Fast-food giants, McDonald’s and Chipotle Mexican Grill, have announced plans to increase menu prices in California next year as a direct response to the state’s rising minimum wage for fast-food workers, reaching $20 per hour. Both companies unveiled this strategy while reporting their quarterly earnings.
- “McDonald’s and Chipotle to Adjust Menu Prices in California Amid $20 Fast-Food Wages”
- “Rising Costs Prompt Fast-Food Giants to Increase Menu Prices, Impacting Consumer Dining Habits”
- “California’s Compromise on Fast-Food Wages Spurs Wage Hikes and Price Adjustments in the Restaurant Industry”
While McDonald’s is yet to finalize the extent of the price adjustments, Chipotle anticipates a “mid-to-high single-digit” percentage increase in the state. These decisions come against the backdrop of the ongoing challenge of surging ingredient and labor costs, which have prompted the restaurant industry to incrementally raise prices for more than two years.
Over the past few years, the restaurant industry has grappled with escalating costs, leading to a gradual increase in menu prices. According to the U.S. Bureau of Labor Statistics, food prices for dining out surged by 6% in September compared to the previous year. While diners have grown accustomed to the idea of paying more for their meals, some have started to eat out less frequently to manage their budgets. In this context, McDonald’s noted that consumers with incomes below $45,000 have reduced their visits, contributing to a decrease in the company’s U.S. foot traffic during the quarter.

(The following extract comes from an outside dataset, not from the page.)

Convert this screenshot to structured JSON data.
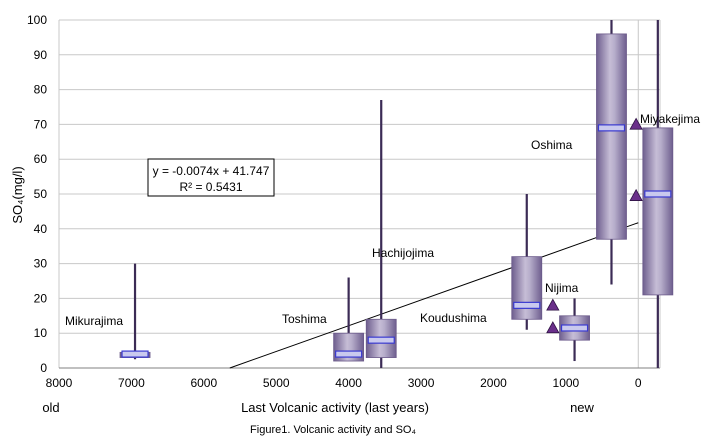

The state of California witnessed an extended and costly debate between the restaurant industry and labor groups over a bill that aimed to establish a 10-person council governing fast-food chains in the state. The council would have set guidelines for working conditions and wages. Ultimately, a compromise was reached, resulting in the creation of a nine-person council with the authority to establish a minimum wage floor for the fast-food industry in California until 2029.
Starting April 1, fast-food chains with at least 60 national locations will be required to pay their employees a minimum of $20 per hour. Between 2025 and 2029, the council will have the power to annually raise the minimum wage based on the lower of 3.5% or the annual change in the consumer price index.
For Chipotle, the new wage floor implies an approximate 18% increase in its wages. Currently, the chain’s average wage in California stands at $17 per hour. As a result, Chipotle customers in the state will see higher prices for their burritos and bowls. California is home to roughly 15% of Chipotle’s restaurants, including the company’s headquarters. In response to rising costs, Chipotle has already implemented four price increases since June 2021, with the most recent hike of 3% occurring in October.
While price increases will be one approach to mitigate the impact of increased labor costs, McDonald’s will also explore ways to enhance productivity and reduce restaurant-level expenses, as stated by CEO Chris Kempczinski. It is worth noting that unlike Chipotle, which predominantly owns its locations, a substantial portion of McDonald’s California restaurants are operated by franchisees. These franchisees have the autonomy to set prices, although the company provides guidance on the most effective pricing strategy. The impact of the wage hike on franchisee cash flow in California remains uncertain but is anticipated to be challenging in the short term.
Despite the immediate challenges, McDonald’s views the higher wages as a potential long-term advantage for its business. CEO Chris Kempczinski sees an opportunity to leverage their position and accelerate growth in California relative to competitors.